Do we delight in loving God this way?  Or is it a grudging show of honor, out of obligation?  And before you answer that, you owe it to yourself to really think and answer honestly.  The commandment that Jesus highlights as most important (originally set out in Deuteronomy 6:4) sets an all-consuming standard. To love God with all of my heart, soul, mind and strength?  I would have nothing left. I would be completely spent, exhausted from all that love.

"As the deer pants for streams of water, so my soul pants for you, O God. My soul thirsts for God, for the living God. When can I go and meet with God?"
--Psalm 42:1-2 
Do we wait impatiently for prayer times, anxious to steal away and spend time with the most consuming love of our lives?  Are we desperate for God?  

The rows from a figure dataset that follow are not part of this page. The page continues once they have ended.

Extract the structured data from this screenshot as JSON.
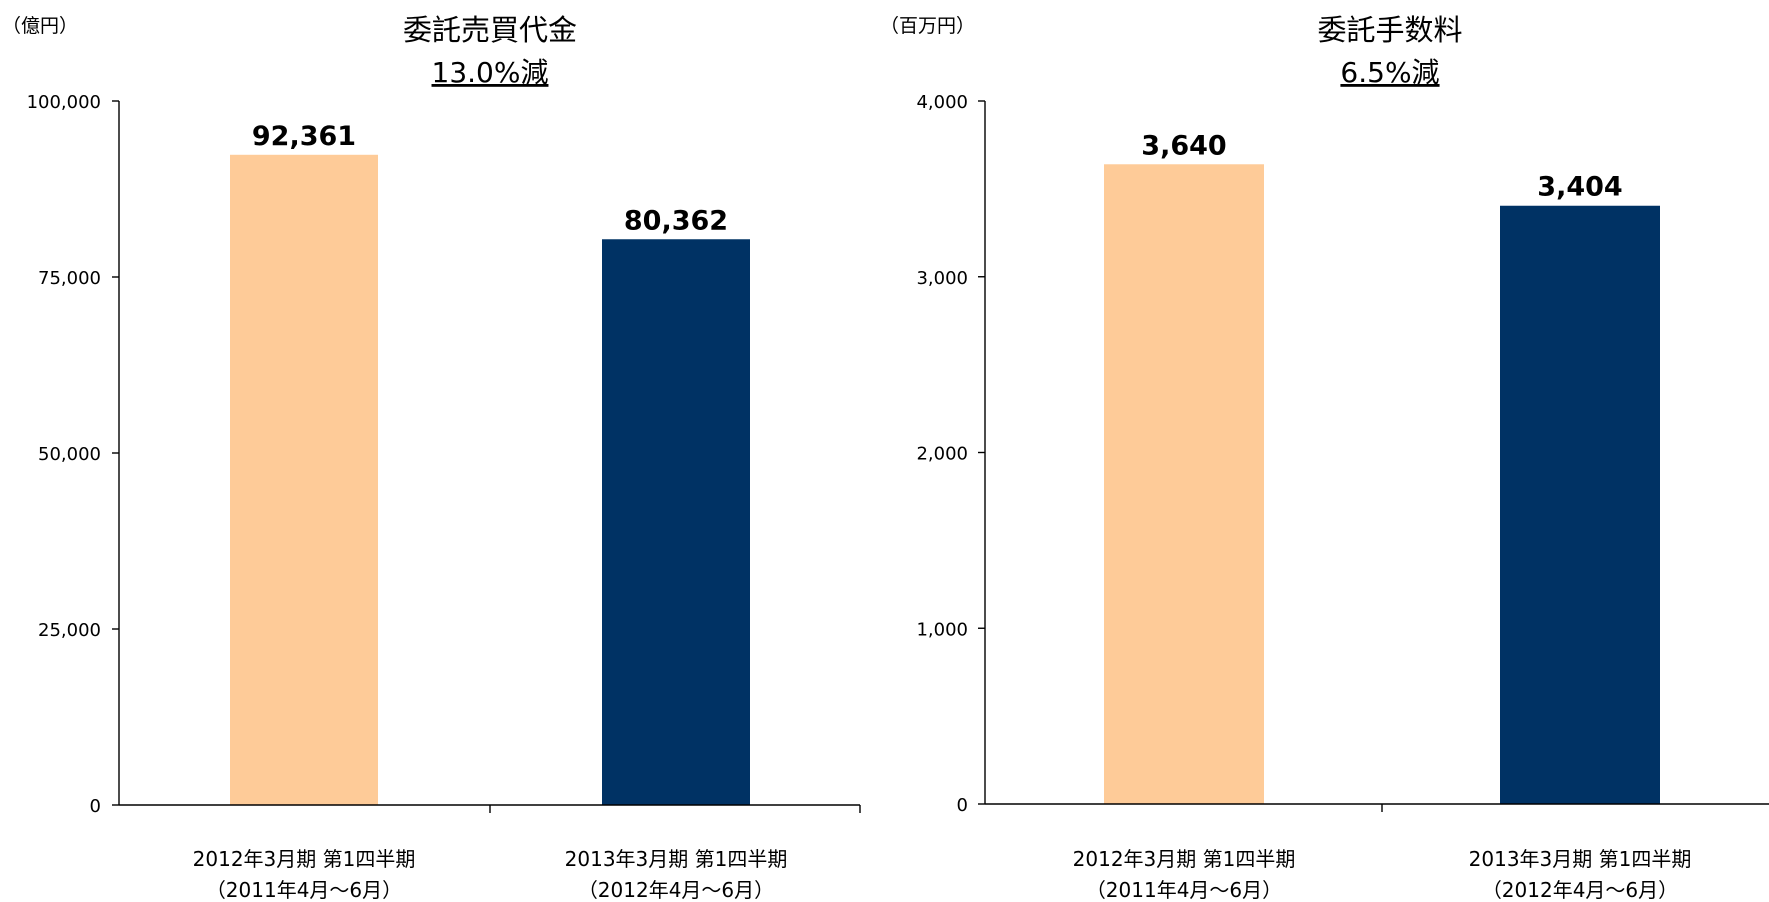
{
  "chart_data": [
    {
      "type": "bar",
      "title": "委託売買代金",
      "subtitle": "13.0%減",
      "unit": "（億円）",
      "ylim": [
        0,
        100000
      ],
      "yticks": [
        0,
        25000,
        50000,
        75000,
        100000
      ],
      "ytick_labels": [
        "0",
        "25,000",
        "50,000",
        "75,000",
        "100,000"
      ],
      "categories": [
        [
          "2012年3月期 第1四半期",
          "（2011年4月～6月）"
        ],
        [
          "2013年3月期 第1四半期",
          "（2012年4月～6月）"
        ]
      ],
      "values": [
        92361,
        80362
      ],
      "value_labels": [
        "92,361",
        "80,362"
      ],
      "colors": [
        "#FECB98",
        "#003264"
      ],
      "grid": false
    },
    {
      "type": "bar",
      "title": "委託手数料",
      "subtitle": "6.5%減",
      "unit": "（百万円）",
      "ylim": [
        0,
        4000
      ],
      "yticks": [
        0,
        1000,
        2000,
        3000,
        4000
      ],
      "ytick_labels": [
        "0",
        "1,000",
        "2,000",
        "3,000",
        "4,000"
      ],
      "categories": [
        [
          "2012年3月期 第1四半期",
          "（2011年4月～6月）"
        ],
        [
          "2013年3月期 第1四半期",
          "（2012年4月～6月）"
        ]
      ],
      "values": [
        3640,
        3404
      ],
      "value_labels": [
        "3,640",
        "3,404"
      ],
      "colors": [
        "#FECB98",
        "#003264"
      ],
      "grid": false
    }
  ]
}
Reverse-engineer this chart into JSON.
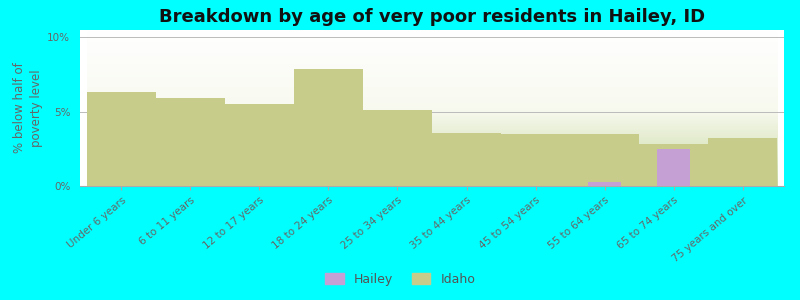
{
  "title": "Breakdown by age of very poor residents in Hailey, ID",
  "ylabel": "% below half of\npoverty level",
  "categories": [
    "Under 6 years",
    "6 to 11 years",
    "12 to 17 years",
    "18 to 24 years",
    "25 to 34 years",
    "35 to 44 years",
    "45 to 54 years",
    "55 to 64 years",
    "65 to 74 years",
    "75 years and over"
  ],
  "idaho_values": [
    6.3,
    5.9,
    5.5,
    7.9,
    5.1,
    3.6,
    3.5,
    3.5,
    2.8,
    3.2
  ],
  "hailey_values": [
    0,
    0,
    0,
    0,
    0,
    0,
    0,
    0.3,
    2.5,
    0
  ],
  "idaho_color": "#c8cc8a",
  "hailey_color": "#c4a0d4",
  "background_color": "#00ffff",
  "ylim": [
    0,
    10.5
  ],
  "yticks": [
    0,
    5,
    10
  ],
  "ytick_labels": [
    "0%",
    "5%",
    "10%"
  ],
  "bar_width": 0.55,
  "title_fontsize": 13,
  "axis_label_fontsize": 8.5,
  "tick_fontsize": 7.5,
  "legend_hailey": "Hailey",
  "legend_idaho": "Idaho"
}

God doesn't want our stingy affection. He doesn't want us to serve Him out of guilt, out of self-seeking motives, or out of fear. He doesn't want our leftover time, money, or love. "For the Lord your God is a consuming fire, a jealous God."  (Deuteronomy 4:24 NIV).  He wants the first of it, the next part, and all the rest too. Love for Him should and will progressively consume us, and we will only be satisfied by spending more and more time with Him and by doing things that delight Him. We do these things not to earn His favor, but because our love for Him simply compels us. We obey Him and serve Him not out of obligation but because we are conformed more to His likeness as we are consumed by our ravenous, desperate love for Him. We are changed until nothing else matters except God.

Is this obsession?  Well, yes.  But this is how we were created.  God hard-wired us to be obsessed with Him, "that we might be for the praise of His glory," in order to bring the nations to Christ.  Ephesians 1:12, Matthew 28:19-20. He devised the plan and then created us with a yearning to fulfill it.  I follow His plan, not because it is perfect, but because I love God so much that it's an obsession, and I can't imagine doing anything else.